O dia 11 de março de 2004 fica marcado pelos Atentados de Madrid, realizados pela Al Qaeda, e que marcaram a história de Espanha, sendo inclusivamente decisivos para o triunfo do PSOE nas eleições legislativas, que se realizaram somente três dias depois. Na esfera política, o governo, ainda liderado por José María Aznar, sustentava que a ETA teria sido a autora da tragédia, tese que acabou por desabar com o passar dos dias. Mariano Rajoy perdera para José Luís Rodríguez Zapatero o ato eleitoral, quando se esperava uma continuidade do Partido Popular na liderança da governação. Foi um giro radical e que ficou na memória de quem o vivenciou. No entanto, o que tem isto a ver com o futebol, ou com o desporto no seu geral? Já lá vamos.

Ninguém estava à espera que o sistema de comboios de Madrid fosse atacado e vitimasse 192 pessoas. Na estação da Atocha, o caos estava instalado e a mancha de sangue era notória. Várias unidades policiais foram chamadas ao local. Entre os membros da autoridade, apresentou-se Julián Calero, polícia local que se encontrava a tomar o pequeno almoço num bar, com o seu colega Julio. Aqui está o elo de ligação entre a monstruosidade ocorrida e o futebol. Julián Calero, outrora jogador com uma carreira que não entrará nos anais do desporto rei, hoje em dia é um treinador consagrado e elogiado, mas aquele 11 de março ficar-lhe-á na memória para todo o sempre:

«O que vivi mudou a minha vida e levo-o sempre comigo. É a mochila que tenho de levar nesta vida. As pessoas andavam de um lado para o outro, desorientadas, com as caras negras das cinzas, do fumo, muitas delas ensanguentadas, pareciam verdadeiros zombies… Estávamos a entrar na zona do horror e tínhamos consciência disso. Eu só pensava em ajudar, em multiplicar-me, em não pensar. Parecia um pesadelo, um sonho mau», afirmou o natural da capital espanhola ao jornal Marca, no artigo que celebra os 20 anos da atrocidade.
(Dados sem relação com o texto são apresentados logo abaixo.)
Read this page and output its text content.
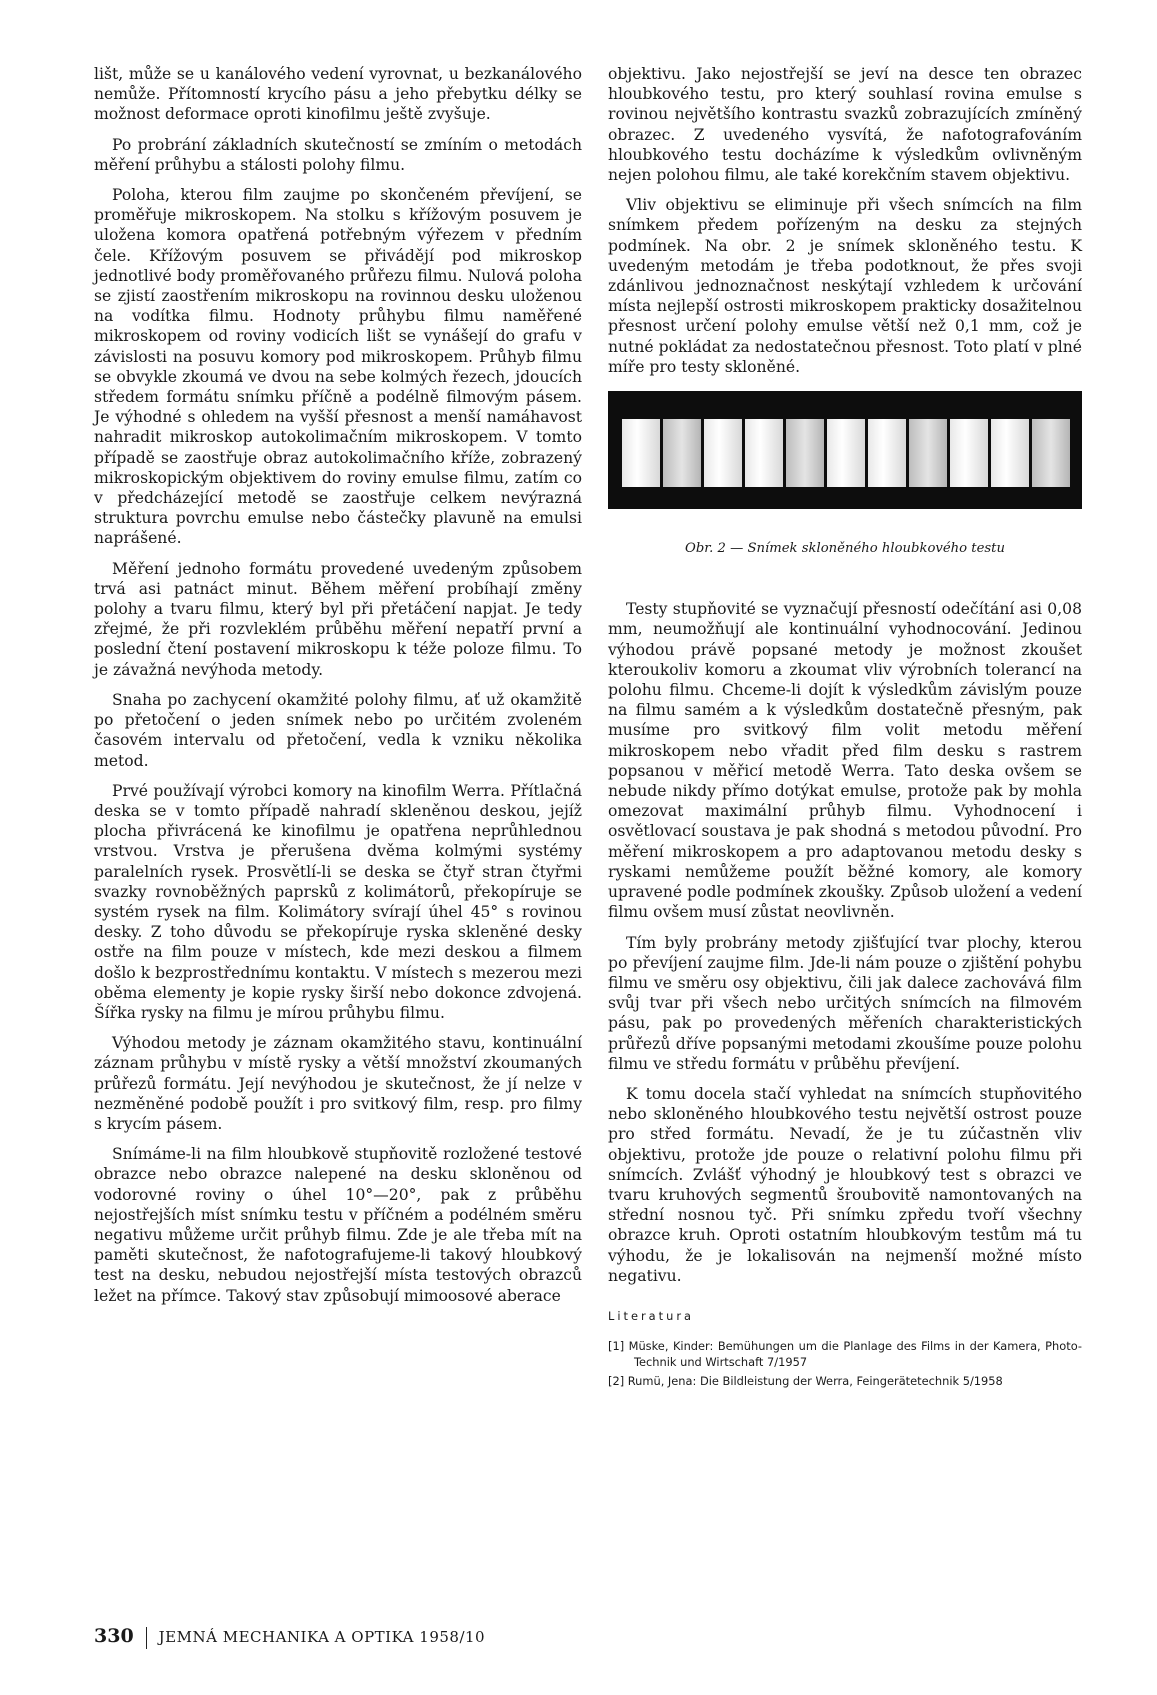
lišt, může se u kanálového vedení vyrovnat, u bezkanálového nemůže. Přítomností krycího pásu a jeho přebytku délky se možnost deformace oproti kinofilmu ještě zvyšuje.

Po probrání základních skutečností se zmíním o metodách měření průhybu a stálosti polohy filmu.

Poloha, kterou film zaujme po skončeném převíjení, se proměřuje mikroskopem. Na stolku s křížovým posuvem je uložena komora opatřená potřebným výřezem v předním čele. Křížovým posuvem se přivádějí pod mikroskop jednotlivé body proměřovaného průřezu filmu. Nulová poloha se zjistí zaostřením mikroskopu na rovinnou desku uloženou na vodítka filmu. Hodnoty průhybu filmu naměřené mikroskopem od roviny vodicích lišt se vynášejí do grafu v závislosti na posuvu komory pod mikroskopem. Průhyb filmu se obvykle zkoumá ve dvou na sebe kolmých řezech, jdoucích středem formátu snímku příčně a podélně filmovým pásem. Je výhodné s ohledem na vyšší přesnost a menší namáhavost nahradit mikroskop autokolimačním mikroskopem. V tomto případě se zaostřuje obraz autokolimačního kříže, zobrazený mikroskopickým objektivem do roviny emulse filmu, zatím co v předcházející metodě se zaostřuje celkem nevýrazná struktura povrchu emulse nebo částečky plavuně na emulsi naprášené.

Měření jednoho formátu provedené uvedeným způsobem trvá asi patnáct minut. Během měření probíhají změny polohy a tvaru filmu, který byl při přetáčení napjat. Je tedy zřejmé, že při rozvleklém průběhu měření nepatří první a poslední čtení postavení mikroskopu k téže poloze filmu. To je závažná nevýhoda metody.

Snaha po zachycení okamžité polohy filmu, ať už okamžitě po přetočení o jeden snímek nebo po určitém zvoleném časovém intervalu od přetočení, vedla k vzniku několika metod.

Prvé používají výrobci komory na kinofilm Werra. Přítlačná deska se v tomto případě nahradí skleněnou deskou, jejíž plocha přivrácená ke kinofilmu je opatřena neprůhlednou vrstvou. Vrstva je přerušena dvěma kolmými systémy paralelních rysek. Prosvětlí-li se deska se čtyř stran čtyřmi svazky rovnoběžných paprsků z kolimátorů, překopíruje se systém rysek na film. Kolimátory svírají úhel 45° s rovinou desky. Z toho důvodu se překopíruje ryska skleněné desky ostře na film pouze v místech, kde mezi deskou a filmem došlo k bezprostřednímu kontaktu. V místech s mezerou mezi oběma elementy je kopie rysky širší nebo dokonce zdvojená. Šířka rysky na filmu je mírou průhybu filmu.

Výhodou metody je záznam okamžitého stavu, kontinuální záznam průhybu v místě rysky a větší množství zkoumaných průřezů formátu. Její nevýhodou je skutečnost, že jí nelze v nezměněné podobě použít i pro svitkový film, resp. pro filmy s krycím pásem.

Snímáme-li na film hloubkově stupňovitě rozložené testové obrazce nebo obrazce nalepené na desku skloněnou od vodorovné roviny o úhel 10°—20°, pak z průběhu nejostřejších míst snímku testu v příčném a podélném směru negativu můžeme určit průhyb filmu. Zde je ale třeba mít na paměti skutečnost, že nafotografujeme-li takový hloubkový test na desku, nebudou nejostřejší místa testových obrazců ležet na přímce. Takový stav způsobují mimoosové aberace

objektivu. Jako nejostřejší se jeví na desce ten obrazec hloubkového testu, pro který souhlasí rovina emulse s rovinou největšího kontrastu svazků zobrazujících zmíněný obrazec. Z uvedeného vysvítá, že nafotografováním hloubkového testu docházíme k výsledkům ovlivněným nejen polohou filmu, ale také korekčním stavem objektivu.

Vliv objektivu se eliminuje při všech snímcích na film snímkem předem pořízeným na desku za stejných podmínek. Na obr. 2 je snímek skloněného testu. K uvedeným metodám je třeba podotknout, že přes svoji zdánlivou jednoznačnost neskýtají vzhledem k určování místa nejlepší ostrosti mikroskopem prakticky dosažitelnou přesnost určení polohy emulse větší než 0,1 mm, což je nutné pokládat za nedostatečnou přesnost. Toto platí v plné míře pro testy skloněné.

Obr. 2 — Snímek skloněného hloubkového testu

Testy stupňovité se vyznačují přesností odečítání asi 0,08 mm, neumožňují ale kontinuální vyhodnocování. Jedinou výhodou právě popsané metody je možnost zkoušet kteroukoliv komoru a zkoumat vliv výrobních tolerancí na polohu filmu. Chceme-li dojít k výsledkům závislým pouze na filmu samém a k výsledkům dostatečně přesným, pak musíme pro svitkový film volit metodu měření mikroskopem nebo vřadit před film desku s rastrem popsanou v měřicí metodě Werra. Tato deska ovšem se nebude nikdy přímo dotýkat emulse, protože pak by mohla omezovat maximální průhyb filmu. Vyhodnocení i osvětlovací soustava je pak shodná s metodou původní. Pro měření mikroskopem a pro adaptovanou metodu desky s ryskami nemůžeme použít běžné komory, ale komory upravené podle podmínek zkoušky. Způsob uložení a vedení filmu ovšem musí zůstat neovlivněn.

Tím byly probrány metody zjišťující tvar plochy, kterou po převíjení zaujme film. Jde-li nám pouze o zjištění pohybu filmu ve směru osy objektivu, čili jak dalece zachovává film svůj tvar při všech nebo určitých snímcích na filmovém pásu, pak po provedených měřeních charakteristických průřezů dříve popsanými metodami zkoušíme pouze polohu filmu ve středu formátu v průběhu převíjení.

K tomu docela stačí vyhledat na snímcích stupňovitého nebo skloněného hloubkového testu největší ostrost pouze pro střed formátu. Nevadí, že je tu zúčastněn vliv objektivu, protože jde pouze o relativní polohu filmu při snímcích. Zvlášť výhodný je hloubkový test s obrazci ve tvaru kruhových segmentů šroubovitě namontovaných na střední nosnou tyč. Při snímku zpředu tvoří všechny obrazce kruh. Oproti ostatním hloubkovým testům má tu výhodu, že je lokalisován na nejmenší možné místo negativu.

Literatura
[1] Müske, Kinder: Bemühungen um die Planlage des Films in der Kamera, Photo-Technik und Wirtschaft 7/1957
[2] Rumü, Jena: Die Bildleistung der Werra, Feingerätetechnik 5/1958
330 JEMNÁ MECHANIKA A OPTIKA 1958/10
Julián Calero já era treinador na altura. Orientava os juvenis do Parla, no qual iniciara a sua carreira de futebolista. No dia 16 de março de 2004 tinha jogo e não faltou, apesar da sua cabeça e os seus pensamentos estarem em outro lugar:

«Ainda não tínhamos entrado em campo há 15 minutos quando marcámos o golo. Sem me aperceber, como ainda estava – e muitas vezes estou – na minha nuvem, a nuvem de Atocha, todos os meus jogadores vieram ao banco para me abraçar», referiu na mesma entrevista.

O nome deste técnico é desconhecido para muitos, especialmente fora de Espanha, mas representa na perfeição o que é a evolução de um profissional desde o ‘barro’, sem medo de dar um passo atrás ou de arriscar. Julián Calero até já trabalhou em Portugal, mas poucos se deram conta.

A sua primeira aventura enquanto treinador principal (depois de ter sido adjunto na Rússia), foi precisamente no Parla, conseguindo em 2011/12 um quarto posto no Grupo 7 da Tercera División, que contava com o Fuenlabrada como cabeça de cartaz. Já na temporada seguinte, Julián Calero esteve em dois projetos. Assumiu a turma B do Alcorcón e em seguida seguiu Luis Milla rumo aos Emirados Árabes Unidos, sendo adjunto do antigo internacional espanhol no Al Jazira.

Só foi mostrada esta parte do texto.